In this situation the riser annular seal is closed (see FIG.
8).
As long as the fluid level (42) in the vent line (39) is below
surface, the gas kick is circulated out of the well using the
annular seal (37) and the lift pump (40).
The procedures for gas kick circulation will be as follows
(modified drillers method): 1. Close Upper annular seal (37) 2.
Continue circulating while increasing the fluid level in the vent
line (39) 3. Measure pressure (from PWD) and adjust fluid head in
vent line to maintain BHP above the new pore pressure 4.
Alternative 1A: Reduce pump rate to static while adjusting level in
vent line to keep BHP constant. When static, observe well while
monitoring fluid level/pressure in vent line 5. Start rig pump and
adjust subsea lift pump to maintain constant BHP. 6. Circulate out
kick while keeping drill pipe pump pressure (DPP) constant while
regulating vent line level.
The gas from the subsea separator is diverted into the open vent
line which is used to balance the BHP. In case of a larger gas
influx, the hydrostatic column of drilling fluid in the vent line
is increased until balance is achieved. As the gas is circulated
out of the bore hole and expanded, the hydrostatic head in the vent
line is increased.
There are several more methods or procedures that can be followed
without diverging from the embodiments of the invention
The separated fluid is diverted through to the subsea lift pump.
The subsea lift pump should not be exposed to high pressure mainly
due to the low pressure suction hose, return hose and separator,
etc. If high pressure is expected due to a large column of gas in
the bore hole, the vent line (39) may be completely filled. In this
case, the subsea lift pump and separator must be by-passed and
isolated. Well circulation and well killing can then performed
using the conventional well control equipment and procedures, i.e.,
pipe ram (13) in the subsea BOP closed and return fluid through
choke line (11) and surface choke manifold. However this can be
achieved only if the formation strength of the open hole section
will allow this procedure to be performed. In the end of well
control operation, the required hydrostatic head will be reduced
and further well circulation operation can take place using the
lift pump and a low mud-air interface level in one of the auxiliary
lines.
One option would be to use a pipe ram (13) or annular preventer
(15) in the subsea BOP (6) when circulating a small gas kick
through the pump. In this case, communication valve (85) to the
separator and lift pump is open as illustrated in FIG. 9.
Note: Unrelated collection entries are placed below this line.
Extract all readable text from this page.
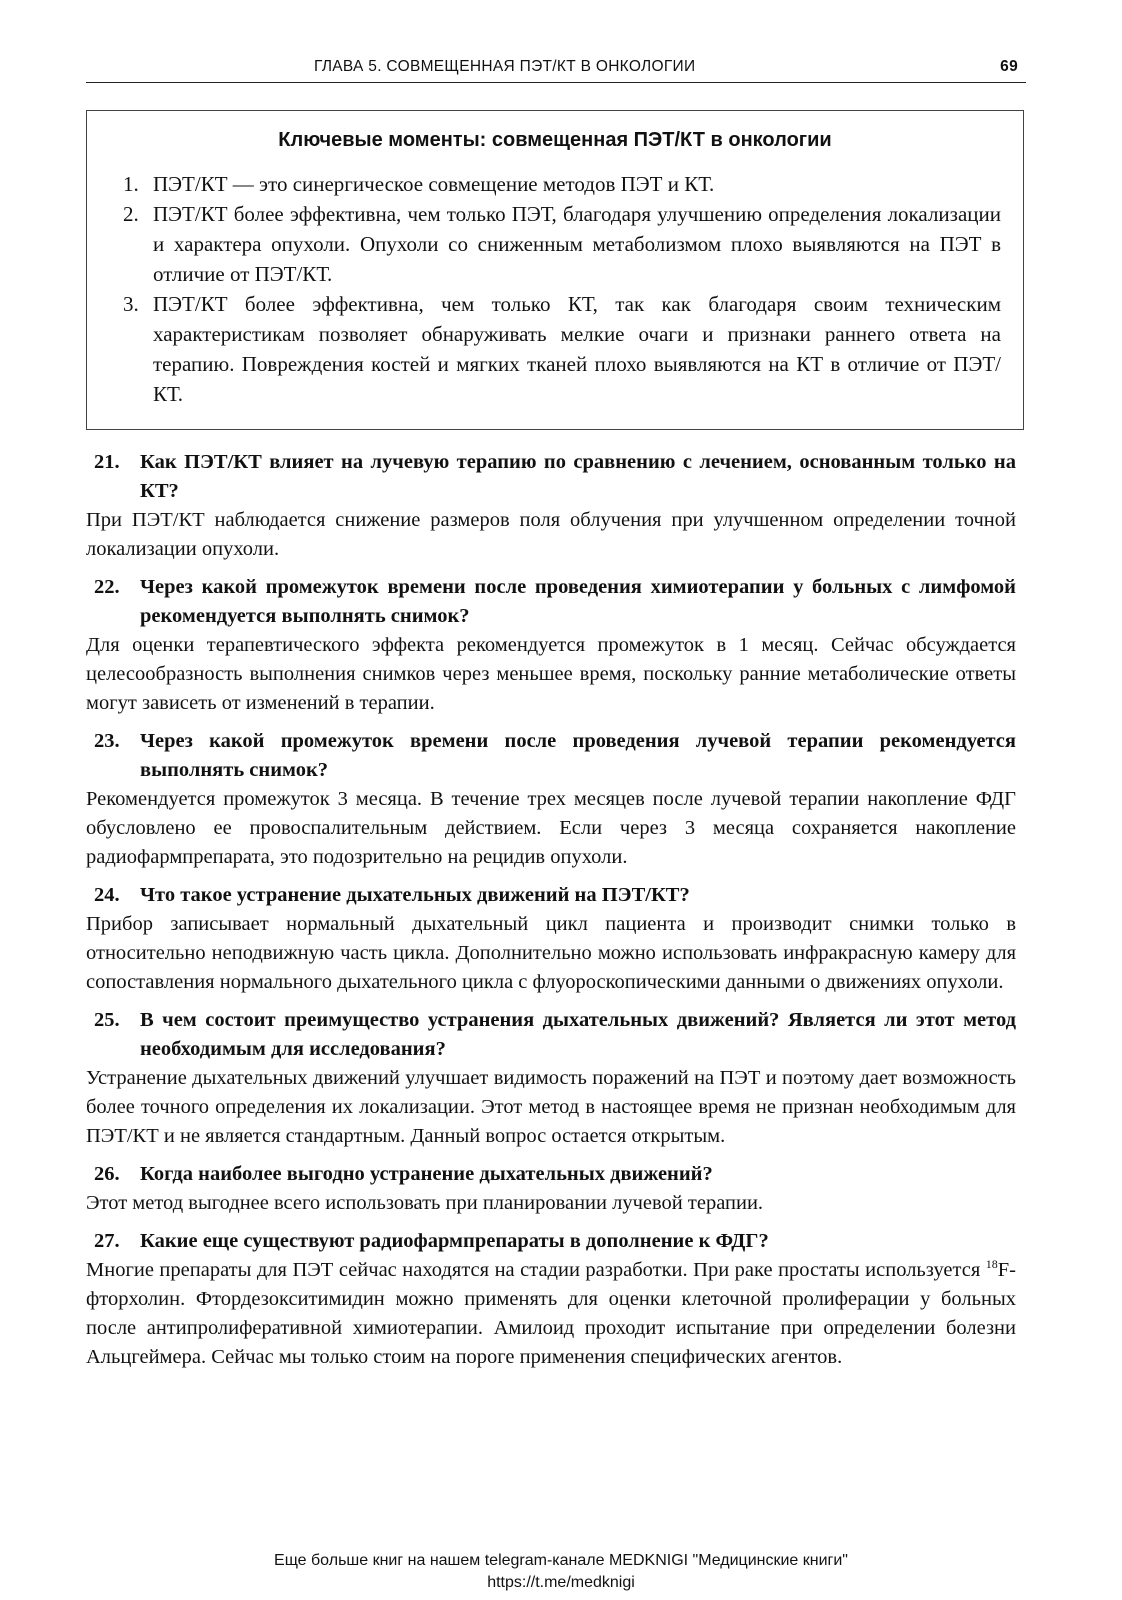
ГЛАВА 5. СОВМЕЩЕННАЯ ПЭТ/КТ В ОНКОЛОГИИ	69
Ключевые моменты: совмещенная ПЭТ/КТ в онкологии
1. ПЭТ/КТ — это синергическое совмещение методов ПЭТ и КТ.
2. ПЭТ/КТ более эффективна, чем только ПЭТ, благодаря улучшению определения локализации и характера опухоли. Опухоли со сниженным метаболизмом плохо выявляются на ПЭТ в отличие от ПЭТ/КТ.
3. ПЭТ/КТ более эффективна, чем только КТ, так как благодаря своим техническим характеристикам позволяет обнаруживать мелкие очаги и признаки раннего ответа на терапию. Повреждения костей и мягких тканей плохо выявляются на КТ в отличие от ПЭТ/КТ.
21. Как ПЭТ/КТ влияет на лучевую терапию по сравнению с лечением, основанным только на КТ?

При ПЭТ/КТ наблюдается снижение размеров поля облучения при улучшенном определении точной локализации опухоли.

22. Через какой промежуток времени после проведения химиотерапии у больных с лимфомой рекомендуется выполнять снимок?

Для оценки терапевтического эффекта рекомендуется промежуток в 1 месяц. Сейчас обсуждается целесообразность выполнения снимков через меньшее время, поскольку ранние метаболические ответы могут зависеть от изменений в терапии.

23. Через какой промежуток времени после проведения лучевой терапии рекомендуется выполнять снимок?

Рекомендуется промежуток 3 месяца. В течение трех месяцев после лучевой терапии накопление ФДГ обусловлено ее провоспалительным действием. Если через 3 месяца сохраняется накопление радиофармпрепарата, это подозрительно на рецидив опухоли.

24. Что такое устранение дыхательных движений на ПЭТ/КТ?

Прибор записывает нормальный дыхательный цикл пациента и производит снимки только в относительно неподвижную часть цикла. Дополнительно можно использовать инфракрасную камеру для сопоставления нормального дыхательного цикла с флуороскопическими данными о движениях опухоли.

25. В чем состоит преимущество устранения дыхательных движений? Является ли этот метод необходимым для исследования?

Устранение дыхательных движений улучшает видимость поражений на ПЭТ и поэтому дает возможность более точного определения их локализации. Этот метод в настоящее время не признан необходимым для ПЭТ/КТ и не является стандартным. Данный вопрос остается открытым.

26. Когда наиболее выгодно устранение дыхательных движений?

Этот метод выгоднее всего использовать при планировании лучевой терапии.

27. Какие еще существуют радиофармпрепараты в дополнение к ФДГ?

Многие препараты для ПЭТ сейчас находятся на стадии разработки. При раке простаты используется $^{18}$F-фторхолин. Фтордезокситимидин можно применять для оценки клеточной пролиферации у больных после антипролиферативной химиотерапии. Амилоид проходит испытание при определении болезни Альцгеймера. Сейчас мы только стоим на пороге применения специфических агентов.

Еще больше книг на нашем telegram-канале MEDKNIGI "Медицинские книги"
https://t.me/medknigi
Surge and Swab Pressure Compensation. Drill Pipe Connection
Mode--Annular Seal (37) Closed--FIG. 10
Vent line (39) closed. Mud return via subsea lift pump. Surge and
swab pressure fluctuation due to rig heave can be compensated for
using the subsea lift pump with bypass to a choke valve (90).
The procedures for compensating for surge and swab pressure would
be; 1. Start the subsea lift pump with the subsea bypass valve (85)
partly open to maintain pressure on the suction side of the pump 2.
For swab pressure compensation--Increase opening of the subsea
bypass choke valve (90) to allow hydrostatic pressure from pump
return line to be applied for pressure increase in the borehole 3.
For surge pressure compensation--Reduce opening of the subsea
bypass choke valve (90) to allow pump to reduce the pressure in the
bore hole.
Compensating for surge and swab pressure is a challenge on a MODU.
However, with proper measurements of the rig heave motion, and
predictive control, this method will make it feasible.
Disconnection of Marine Drilling Riser--FIG. 11
Disconnection of marine drilling riser takes place conventionally.
All connections for the lift pump are above the riser
connector.
In conventional drilling displacing riser and other conduits to sea
water before disconnection will avoid spillage of drilling fluid to
sea. In an emergency case, no time for fluid displacement is
possible hence the fluid in the riser, etc., will be discharged to
sea. With the LRRS system no spillage to the sea will normally
occur. Since the pressure inside the marine riser at the disconnect
point will be lower or equal to the seawater pressure, seawater
will flow into the riser and hence the entire drilling riser and
return system can be displaced to seawater after the disconnect by
the subsea pump system without any spillage to the sea.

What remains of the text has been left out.